Our Education System is Broken | #MyFridayStory №32
Our education system — from grade zero right up to college and university level — is broken.
I can say this because I’ve had first-hand experience throughout my own life of how flawed the system is. I have children of my own in their twenties, with a large circle of friends, all starting out in their careers. My own circle of friends also has kids at different stages of their lives. Either still at school, in college or university, seeking employment or working their first job.
At the turn of the century, Henry Ford introduced large scale mechanisation that required obedient workers to do as they were told on the production line. This started the boom of factories that offered mass produced goods at a low price. A massive new workforce was needed to drive the new hunger for convenience that mass production provided. A large group of aspirational middle-class workers that drove the economy, was born.
This new workforce needed to be taught a new set of skills, together with discipline to ensure conformity and uniformity that mass production required. This framed how the education system was built and in a large part, how it is conducted today.
In 1980, when I graduated from high school, it possibly was not as obvious as it is today, and thus slipped by un-noticed but, the Forth Industrial Revolution already started at the dawn of the third millennium with the rise of computers. In other words, since 1969, which marks the start of the Third Industrial Revolution, factory work has been on the decline.
If you are a baby-boomer like me, you will remember those chemistry and electronics sets you could get. Every kid wanted one. I never managed to get one, but Seth Godin tells a great story in Leap First about how the sets differ and how that relates to learning. The electronics set comes with wires, coils, diodes and so on, and if you followed the directions, you could build a functional radio. The chemistry set was different. It came with glass test-tubes, beakers, pipets and a range of chemicals. The instructions showed how to conduct various experiments using the chemicals, with cool results. The instructions go on to encourage you to try and experiment yourself and see what happens!
The electronics’ set represents how we have been educating our children for the last 100 years.
Don’t think too much. Don’t ask questions. Follow the instructions carefully and methodically. If you do, there is little to no chance you will fail, but if you fail, that is bad. It was extremely effective at producing compliant factory workers.
The education system that will take us into the future needs to be like the chemistry set.

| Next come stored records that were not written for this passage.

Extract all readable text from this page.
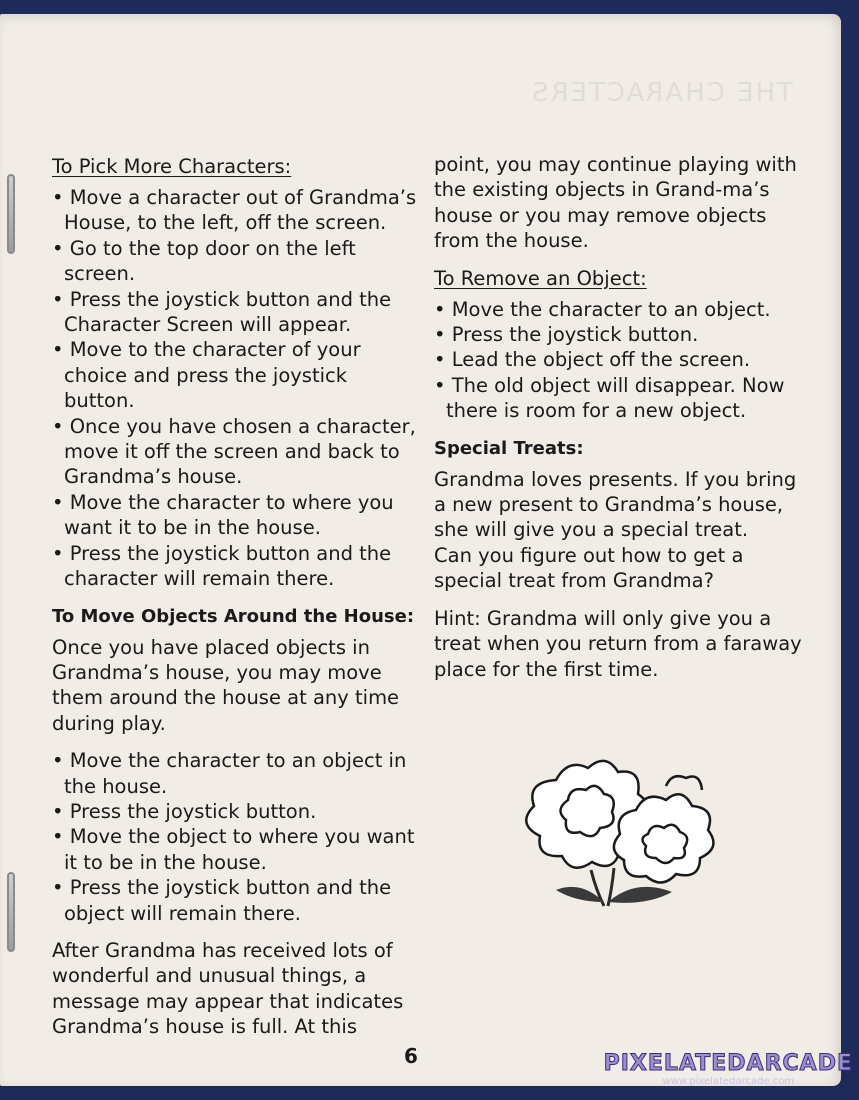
THE CHARACTERS
To Pick More Characters:
• Move a character out of Grandma’s House, to the left, off the screen.
• Go to the top door on the left screen.
• Press the joystick button and the Character Screen will appear.
• Move to the character of your choice and press the joystick button.
• Once you have chosen a character, move it off the screen and back to Grandma’s house.
• Move the character to where you want it to be in the house.
• Press the joystick button and the character will remain there.
To Move Objects Around the House:

Once you have placed objects in Grandma’s house, you may move them around the house at any time during play.

• Move the character to an object in the house.
• Press the joystick button.
• Move the object to where you want it to be in the house.
• Press the joystick button and the object will remain there.

After Grandma has received lots of wonderful and unusual things, a message may appear that indicates Grandma’s house is full. At this

point, you may continue playing with the existing objects in Grand-ma’s house or you may remove objects from the house.

To Remove an Object:
• Move the character to an object.
• Press the joystick button.
• Lead the object off the screen.
• The old object will disappear. Now there is room for a new object.
Special Treats:

Grandma loves presents. If you bring a new present to Grandma’s house, she will give you a special treat.

Can you figure out how to get a special treat from Grandma?

Hint: Grandma will only give you a treat when you return from a faraway place for the first time.

6	PIXELATEDARCADE
www.pixelatedarcade.com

For a start, education should be fun. Ask lots of questions and seek out different answers. Failing is part of the process and should be encouraged, not frowned upon. By implication, tests designed to measure who gets the most answers right, are obsolete.
As an example, the 2017 World Best Education Systems top 14 countries according to The World Top 20 Project, do not take tests. Singapore rated at 15th in the world, is the best ‘test- taking’ country. China comes in at 14th and the United States creeps in at 20th. However, Finland has unofficially been rated as having the world’s best education system since 2000.
They have done this through a combination of national will and a culture that values education. Some of the aspects of the system include students receiving no homework, they spend less hours at school, and have more holidays. There are at least three teachers per class, each taking care of a different aspect of the class environment. Teachers are selected from the top 10% of all graduates, meaning teaching as a profession is regarded as equal to that of being a doctor or a lawyer, and the pay is commensurate. Having made education a priority in the country, the whole nation supports the system — parents, students, teachers, business and government. There are no failing schools in Finland. Finnish citizens speak an average of four languages, English being spoken universally.
There can be no doubt that our education system needs to be completely overhauled to produce employable people for the new economy. With an alarming unemployment rate, our high school drop-out rate, and a generation educated in an obsolete system, we can’t lose any more time.
We need to fix our education system, and soon.